While the two were in the school conference room, the community liaison officer asked appellant if he knew anything about the missing money. The liaison officer asked appellant if he was willing to empty his pockets. Appellant did, and no money was in his pockets. The liaison officer then asked appellant if he would be willing to remove his shoes. When appellant took off his left shoe, $28 fell out. When asked where he had gotten the money, appellant initially claimed that he had earned the money doing “odd jobs” but, upon further questioning, admitted that he had taken the $20 bill from the teacher’s purse during the assembly and the $8 from the paraprofessional’s purse on the previous day.
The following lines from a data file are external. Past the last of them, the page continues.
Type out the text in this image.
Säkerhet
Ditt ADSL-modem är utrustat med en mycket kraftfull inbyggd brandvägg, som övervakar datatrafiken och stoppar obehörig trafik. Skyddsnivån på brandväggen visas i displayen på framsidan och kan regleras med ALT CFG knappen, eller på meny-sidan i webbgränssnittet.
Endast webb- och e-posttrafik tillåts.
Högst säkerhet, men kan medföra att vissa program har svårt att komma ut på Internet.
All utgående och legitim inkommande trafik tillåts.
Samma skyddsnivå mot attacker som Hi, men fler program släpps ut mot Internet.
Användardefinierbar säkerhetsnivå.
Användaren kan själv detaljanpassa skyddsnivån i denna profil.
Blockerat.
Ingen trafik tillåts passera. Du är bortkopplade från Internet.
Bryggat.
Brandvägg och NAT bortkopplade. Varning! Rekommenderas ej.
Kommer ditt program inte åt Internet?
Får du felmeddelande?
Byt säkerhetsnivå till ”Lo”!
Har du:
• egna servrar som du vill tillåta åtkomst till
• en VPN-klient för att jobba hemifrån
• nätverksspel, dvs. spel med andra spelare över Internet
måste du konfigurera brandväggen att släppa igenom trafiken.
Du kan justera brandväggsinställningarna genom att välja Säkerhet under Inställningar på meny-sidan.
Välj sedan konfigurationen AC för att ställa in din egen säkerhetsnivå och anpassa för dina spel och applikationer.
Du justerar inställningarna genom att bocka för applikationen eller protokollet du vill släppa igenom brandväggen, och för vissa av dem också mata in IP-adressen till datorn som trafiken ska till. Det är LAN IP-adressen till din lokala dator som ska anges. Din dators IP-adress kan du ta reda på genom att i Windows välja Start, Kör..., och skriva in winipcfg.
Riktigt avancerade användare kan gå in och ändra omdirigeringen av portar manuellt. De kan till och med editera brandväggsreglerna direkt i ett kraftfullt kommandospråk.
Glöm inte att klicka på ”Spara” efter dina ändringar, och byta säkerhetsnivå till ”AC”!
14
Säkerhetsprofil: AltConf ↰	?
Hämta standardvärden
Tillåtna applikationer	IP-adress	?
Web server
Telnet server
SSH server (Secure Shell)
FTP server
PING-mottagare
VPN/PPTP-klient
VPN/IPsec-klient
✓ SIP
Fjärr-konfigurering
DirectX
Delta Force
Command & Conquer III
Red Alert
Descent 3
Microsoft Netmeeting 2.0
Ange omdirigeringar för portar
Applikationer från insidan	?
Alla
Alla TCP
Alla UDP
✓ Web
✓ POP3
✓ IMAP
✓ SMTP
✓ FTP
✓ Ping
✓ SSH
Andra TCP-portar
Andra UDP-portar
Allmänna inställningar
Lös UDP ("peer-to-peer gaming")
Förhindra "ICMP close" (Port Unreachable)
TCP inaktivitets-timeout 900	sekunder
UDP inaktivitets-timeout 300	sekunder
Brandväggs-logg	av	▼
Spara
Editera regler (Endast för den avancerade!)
Here, the facts demonstrate that the scope of the search was reasonably related to the objective of determining whether T.J.R. had taken the missing money. The liaison officer’s requests that appellant empty his pockets, followed by his request that appellant remove his shoes, were related to the objective of finding the missing money and were only minimally intrusive. Therefore, we conclude that the search of T.J.R. resulting in the seizure of $28 did not violate the T.L.O. reasonableness requirement for a search conducted by a school official.
Because the search in this case was both justified at its inception and reasonable in scope, the district court did not err by denying appellant’s motion to suppress the evidence.
Appellant contends that the district court should have suppressed his confession to the community liaison officer as “fruit of the poisonous tree.” Appellant also encourages us to hold that the exclusionary rule applies to unlawful searches conducted by school officials. But because we conclude that the search of appellant was constitutional, under both the federal and state constitutions, we do not reach this issue.
 Because appellant challenges the district court’s suppression decision, he argues that the facts for review are limited to those presented at the suppression hearing. Without addressing the merits of this argument, we base our analysis solely on the facts presented at the suppression hearing.